The Crumbling Industry of Killer Whale Performance


Albert Chan

Killer Whale exists peacefully with divers in the wild. Photo courtesy of Albert Chan

As children we viewed Seaworld as a heartwarming sanctuary for marine life. However, the theme park is no research-based aquarium, but a profit driven corporation. California, just a few weeks ago, passed a legislation to discontinue all exploitation of orcas.


Kenneth Darmawan(11) had not realized the enormity of Seaworld’s actions and saw it as, “a magical place where animals were safe and even friendly with humans.” 

The dynamics of Seaworld really changed after the documentary Blackfish was released in 2013. Blackfish featured trainers of Seaworld Orcas who had decided to testify against the atrocities committed by the organization. The condemnatory documentary also detailed the stories of those captive orcas. Amongst the captive orcas, an orca named Tilikum was the most tormented. Stories of Tilikum really stuck with the hearts of audiences who share the compassion of animal rights, but Tilikum was drove to the edge of sanity and had killed trainers and a trespassing civilian in his life at Seaworld. This documentary made allegations, whether true or not, like the life expectancy of orcas in captivity are a mere fraction of what they are in the wild, and violent behaviors exhibited by orcas in captivity. These claims have proven to be fatal to the orca performance industry.


According to BBC, not one case of killer whale attack on human life has been recorded in past few decades. The only instance an orca has shown aggression towards humans is in captivity. Decades of intense observation has never indicated killer whale violence directed towards our species. The piling evidence condemns Seaworld as the causation of their trainer’s death. They simply cannot contain a highly intelligent animal in an artificial pool which fails to simulate a healthy and natural environment. The repercussions have continually fueled an uproar in the animal rights community.

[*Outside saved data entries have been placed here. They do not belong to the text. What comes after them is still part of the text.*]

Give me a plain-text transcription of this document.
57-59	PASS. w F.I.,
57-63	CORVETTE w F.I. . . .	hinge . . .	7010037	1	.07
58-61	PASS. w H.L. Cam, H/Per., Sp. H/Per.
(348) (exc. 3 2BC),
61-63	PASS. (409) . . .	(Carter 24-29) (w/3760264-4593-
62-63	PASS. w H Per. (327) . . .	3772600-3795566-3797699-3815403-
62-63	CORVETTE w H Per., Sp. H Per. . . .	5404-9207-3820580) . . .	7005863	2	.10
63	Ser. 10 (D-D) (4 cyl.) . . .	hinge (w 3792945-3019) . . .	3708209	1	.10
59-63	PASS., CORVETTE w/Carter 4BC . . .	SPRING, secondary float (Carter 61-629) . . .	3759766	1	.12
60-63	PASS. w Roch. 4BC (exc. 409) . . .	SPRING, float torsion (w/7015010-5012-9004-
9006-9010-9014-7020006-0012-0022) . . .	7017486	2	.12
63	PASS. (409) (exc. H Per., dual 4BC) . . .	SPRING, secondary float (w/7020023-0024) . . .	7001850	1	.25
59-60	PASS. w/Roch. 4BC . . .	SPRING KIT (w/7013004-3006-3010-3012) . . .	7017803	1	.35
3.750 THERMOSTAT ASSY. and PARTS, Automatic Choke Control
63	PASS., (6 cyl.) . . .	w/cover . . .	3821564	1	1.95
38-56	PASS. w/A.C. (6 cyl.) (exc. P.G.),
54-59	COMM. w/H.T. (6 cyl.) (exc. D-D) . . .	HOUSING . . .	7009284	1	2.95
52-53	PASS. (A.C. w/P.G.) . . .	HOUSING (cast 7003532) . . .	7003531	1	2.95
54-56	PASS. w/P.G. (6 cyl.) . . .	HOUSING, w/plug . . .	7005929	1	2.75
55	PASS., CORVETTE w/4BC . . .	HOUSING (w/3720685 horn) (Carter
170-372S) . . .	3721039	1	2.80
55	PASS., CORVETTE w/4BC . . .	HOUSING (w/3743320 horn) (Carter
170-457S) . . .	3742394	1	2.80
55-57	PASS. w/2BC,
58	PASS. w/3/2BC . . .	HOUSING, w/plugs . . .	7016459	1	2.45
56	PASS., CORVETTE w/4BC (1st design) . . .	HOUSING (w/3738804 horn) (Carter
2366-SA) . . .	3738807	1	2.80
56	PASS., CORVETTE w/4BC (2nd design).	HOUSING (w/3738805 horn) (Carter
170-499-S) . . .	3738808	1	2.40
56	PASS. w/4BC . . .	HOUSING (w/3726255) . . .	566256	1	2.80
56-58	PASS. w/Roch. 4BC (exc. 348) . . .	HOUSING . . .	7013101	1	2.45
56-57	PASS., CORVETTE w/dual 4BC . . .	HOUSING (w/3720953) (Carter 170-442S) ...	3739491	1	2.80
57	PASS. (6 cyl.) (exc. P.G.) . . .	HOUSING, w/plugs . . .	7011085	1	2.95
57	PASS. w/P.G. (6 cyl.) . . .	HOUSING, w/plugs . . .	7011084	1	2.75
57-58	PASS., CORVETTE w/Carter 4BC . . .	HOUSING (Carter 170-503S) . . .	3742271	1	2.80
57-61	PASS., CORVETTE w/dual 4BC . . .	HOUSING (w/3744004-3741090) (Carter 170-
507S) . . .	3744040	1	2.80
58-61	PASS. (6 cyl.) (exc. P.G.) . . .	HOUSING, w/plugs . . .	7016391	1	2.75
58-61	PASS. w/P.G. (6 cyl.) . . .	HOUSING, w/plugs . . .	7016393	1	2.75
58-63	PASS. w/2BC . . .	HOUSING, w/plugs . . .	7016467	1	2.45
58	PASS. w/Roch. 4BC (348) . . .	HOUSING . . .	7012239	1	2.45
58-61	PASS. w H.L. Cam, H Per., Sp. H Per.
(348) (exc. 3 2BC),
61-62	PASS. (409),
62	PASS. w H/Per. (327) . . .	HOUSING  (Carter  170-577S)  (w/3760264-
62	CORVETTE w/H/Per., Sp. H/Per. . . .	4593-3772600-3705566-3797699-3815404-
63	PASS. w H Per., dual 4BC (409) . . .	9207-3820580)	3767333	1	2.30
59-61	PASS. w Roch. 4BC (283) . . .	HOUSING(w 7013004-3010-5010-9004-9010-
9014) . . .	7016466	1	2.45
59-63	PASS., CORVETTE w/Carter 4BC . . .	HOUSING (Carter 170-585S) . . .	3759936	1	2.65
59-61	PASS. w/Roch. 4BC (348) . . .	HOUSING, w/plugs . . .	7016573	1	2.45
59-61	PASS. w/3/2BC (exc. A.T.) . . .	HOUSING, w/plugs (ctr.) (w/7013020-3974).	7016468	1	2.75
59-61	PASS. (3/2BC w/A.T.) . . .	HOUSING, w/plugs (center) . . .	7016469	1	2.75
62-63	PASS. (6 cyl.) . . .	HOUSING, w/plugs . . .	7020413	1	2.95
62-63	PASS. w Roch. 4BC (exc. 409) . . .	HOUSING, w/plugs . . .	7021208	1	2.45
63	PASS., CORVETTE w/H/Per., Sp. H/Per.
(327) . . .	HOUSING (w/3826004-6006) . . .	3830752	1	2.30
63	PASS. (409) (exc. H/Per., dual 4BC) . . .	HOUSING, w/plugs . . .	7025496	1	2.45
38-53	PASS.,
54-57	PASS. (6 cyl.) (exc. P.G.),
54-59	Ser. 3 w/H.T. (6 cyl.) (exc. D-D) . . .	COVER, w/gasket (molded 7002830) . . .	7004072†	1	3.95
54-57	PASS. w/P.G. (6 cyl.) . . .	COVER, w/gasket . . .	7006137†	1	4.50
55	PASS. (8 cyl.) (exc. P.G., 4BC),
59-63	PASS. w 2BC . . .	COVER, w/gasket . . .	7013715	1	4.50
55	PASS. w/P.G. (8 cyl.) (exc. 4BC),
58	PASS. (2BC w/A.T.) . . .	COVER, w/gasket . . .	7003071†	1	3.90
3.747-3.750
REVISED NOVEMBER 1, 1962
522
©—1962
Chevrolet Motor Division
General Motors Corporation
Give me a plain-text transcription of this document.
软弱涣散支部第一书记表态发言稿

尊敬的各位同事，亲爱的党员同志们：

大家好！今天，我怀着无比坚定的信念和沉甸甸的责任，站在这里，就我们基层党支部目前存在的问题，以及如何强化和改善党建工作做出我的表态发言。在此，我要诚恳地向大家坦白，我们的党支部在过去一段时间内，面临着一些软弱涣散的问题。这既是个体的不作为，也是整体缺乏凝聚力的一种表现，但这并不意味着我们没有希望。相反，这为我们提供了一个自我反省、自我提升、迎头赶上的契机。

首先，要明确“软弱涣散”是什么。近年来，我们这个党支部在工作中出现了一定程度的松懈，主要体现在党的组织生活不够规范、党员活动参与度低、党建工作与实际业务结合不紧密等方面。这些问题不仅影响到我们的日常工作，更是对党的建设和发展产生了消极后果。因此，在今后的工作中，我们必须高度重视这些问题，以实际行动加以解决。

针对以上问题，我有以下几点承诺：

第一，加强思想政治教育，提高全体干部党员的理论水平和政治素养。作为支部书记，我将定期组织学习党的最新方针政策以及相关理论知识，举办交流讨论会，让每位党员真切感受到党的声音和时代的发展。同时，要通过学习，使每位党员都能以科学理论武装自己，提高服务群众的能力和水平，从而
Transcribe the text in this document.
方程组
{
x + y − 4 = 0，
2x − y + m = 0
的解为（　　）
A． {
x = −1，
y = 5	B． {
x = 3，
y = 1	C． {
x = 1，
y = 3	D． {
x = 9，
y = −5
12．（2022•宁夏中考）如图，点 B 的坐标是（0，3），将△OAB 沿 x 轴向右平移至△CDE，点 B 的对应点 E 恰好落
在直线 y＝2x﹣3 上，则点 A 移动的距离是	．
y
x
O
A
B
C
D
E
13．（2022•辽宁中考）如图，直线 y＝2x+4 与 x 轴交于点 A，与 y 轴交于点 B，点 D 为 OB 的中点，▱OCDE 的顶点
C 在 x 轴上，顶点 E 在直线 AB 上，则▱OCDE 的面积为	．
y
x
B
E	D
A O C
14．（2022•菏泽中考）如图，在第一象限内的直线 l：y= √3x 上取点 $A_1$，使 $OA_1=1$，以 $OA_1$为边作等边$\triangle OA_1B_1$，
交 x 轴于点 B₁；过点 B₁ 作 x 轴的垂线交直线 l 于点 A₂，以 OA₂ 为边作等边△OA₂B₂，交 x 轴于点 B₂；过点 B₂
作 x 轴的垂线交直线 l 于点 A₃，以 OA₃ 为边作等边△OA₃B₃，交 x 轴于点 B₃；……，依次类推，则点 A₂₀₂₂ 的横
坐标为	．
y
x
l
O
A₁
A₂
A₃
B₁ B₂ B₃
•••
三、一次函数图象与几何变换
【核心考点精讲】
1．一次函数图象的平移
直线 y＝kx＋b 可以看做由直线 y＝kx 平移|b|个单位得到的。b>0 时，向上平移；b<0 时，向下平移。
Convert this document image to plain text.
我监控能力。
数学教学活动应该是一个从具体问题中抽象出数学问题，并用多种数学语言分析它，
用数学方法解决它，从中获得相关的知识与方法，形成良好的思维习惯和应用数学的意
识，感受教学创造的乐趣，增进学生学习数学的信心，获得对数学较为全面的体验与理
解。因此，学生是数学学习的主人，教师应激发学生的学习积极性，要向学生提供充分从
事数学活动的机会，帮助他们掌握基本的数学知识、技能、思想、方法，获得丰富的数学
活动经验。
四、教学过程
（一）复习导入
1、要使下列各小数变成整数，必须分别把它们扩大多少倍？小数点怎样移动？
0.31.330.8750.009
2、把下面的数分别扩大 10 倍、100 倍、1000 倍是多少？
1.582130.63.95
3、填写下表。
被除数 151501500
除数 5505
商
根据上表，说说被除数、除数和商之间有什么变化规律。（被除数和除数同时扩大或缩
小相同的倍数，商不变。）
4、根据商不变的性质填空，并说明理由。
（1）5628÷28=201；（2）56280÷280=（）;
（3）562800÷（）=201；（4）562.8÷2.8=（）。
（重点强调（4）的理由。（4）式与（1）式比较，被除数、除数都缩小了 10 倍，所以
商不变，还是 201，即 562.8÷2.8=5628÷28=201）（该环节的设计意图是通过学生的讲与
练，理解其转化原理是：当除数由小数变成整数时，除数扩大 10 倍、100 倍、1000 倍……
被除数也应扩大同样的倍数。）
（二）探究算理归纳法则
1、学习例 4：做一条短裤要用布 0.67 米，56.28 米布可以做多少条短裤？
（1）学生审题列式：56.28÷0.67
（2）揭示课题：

Organizations like PETA spearheaded the movement against Seaworld; their results were apparent. During March of this year, Seaworld announced that they would cease breeding orcas for profit. However, recently new legislative action in California has been taken to not only encourage but secure the downfall of Seaworld’s exploitation of the infamous killer whale. The bill states that Seaworld can no longer reproduce captive killer whales, import and export them, or feature them in performances (latimes).


This is a groundbreaking step for orca activists. Now it is ensured that, time given, the orca performance industry will collapse. Seaworld no longer retains the ability to gain profit through breeding and displaying orcas. Also they can neither sell nor purchase their killer whales.


Just last month Seaworld’s stock value had hit an all time low. Since Blackfish released Seaworld’s business has been on a steady decline (CNN). Now with the new bill further crippling Seaworld’s business, the stocks might just plummet further downward. Seaworld, although stopped featuring orcas, will likely never release the captive killer whales. This is in part, according to marine experts, because releasing killer whales that are raised in captivity will most certainly result in their deaths. Either way, the era of orca performances is likely to have ended.